Château Laurier, Ottawa
Built in tandem with Ottawa’s downtown Union Station between 1909 and 1912, the Château Laurier was built by Canada’s Grand Trunk Railway, which later merged into the Canadian National Railways. The hotel was named after Prime Minister Wilfrid Laurier, who supported its construction.
Although it looks French from the outside, the interior of the hotel is more English or Scottish. Until a restoration in the 1980s, the lobby featured dark-oak panelling and a railed gallery overlooking the double-height space and trophies of the hunt.
An east wing was added in 1929, adding 240 rooms to the hotel. An Art Deco-style swimming pool and spa were added the following year.
The hotel was the place to be and be seen in those years. Richard Bedford Bennett, a native of New Brunswick, lived in the Château Laurier during his stint as prime minister from 1930 to 1935. The Canadian Broadcasting Corporation’s English- and French-language radio stations operated out of the hotel’s top floors from 1924 to 2004.
Given its proximity to Parliament Hill, the American Embassy and other government buildings, and the fact that it has hosted many political meetings over the years, the hotel is sometimes referred to as “the third chamber of Parliament”.
Fort Garry Hotel, Winnipeg
Also built by the Grand Trunk Railway, the Fort Garry Hotel was the largest building in Winnipeg, Manitoba when it opened in 1913. The architecture was inspired by the Château Laurier as well as the Plaza Hotel of New York, which had been built six years earlier.
Canadian National Railways took over the hotel when it acquired the Grand Trunk Pacific Railway in 1920. The prominent John Draper Perrin family of Winnipeg bought it in 1979. It was later operated by a Quebecer hotelier. Now it is an independent hotel again.
Royal York, Toronto
Built across the street from Toronto’s Union Station, the Royal York was the tallest building in the British Empire when it opened its doors in 1929. It was state-of-the-art. The hotel had ten elevators to reach all 28 floors. All 1,048 rooms were equipped with radios and private showers. Amenities included a concert hall and a golf course. Opening night, on June 11, 1929, was the city’s most exciting social event of the year.

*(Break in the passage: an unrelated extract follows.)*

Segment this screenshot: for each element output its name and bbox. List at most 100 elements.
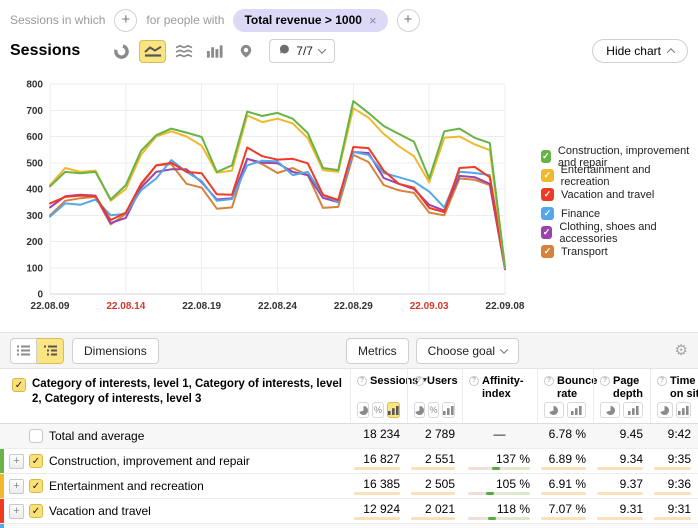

The hotel was modernized in the early 1970s. The marble pillars in the lobby were covered with wood panelling, contemporary wall lamps were added and the rugs were replaced with carpet.
Some of these changes were reversed in the late 1980s, when the Royal York underwent a $100-million restoration. A health club and pool were also added. The hotel’s in-house nightclub, the Imperial Room, was converted into a ballroom and meeting hall.
The Bessborough, Saskatoon
The Bessborough (or “Bess”) in Saskatoon, the largest city of Saskatchewan, was built by the Canadian National Railway in the early 1930s. Deliberately resembling a Bavarian castle, the hotel was named after the governor general of Canada at the time, Sir Vere Ponsonby, the Earl of Bessborough.
The Depression delayed the hotel’s opening until 1935. It was hailed as a sign of progress for what was still a relatively small city at the time. A railway hotel put Saskatoon on the map.
A $9-million restoration was completed in 1999 to return many of the hotel’s historical features.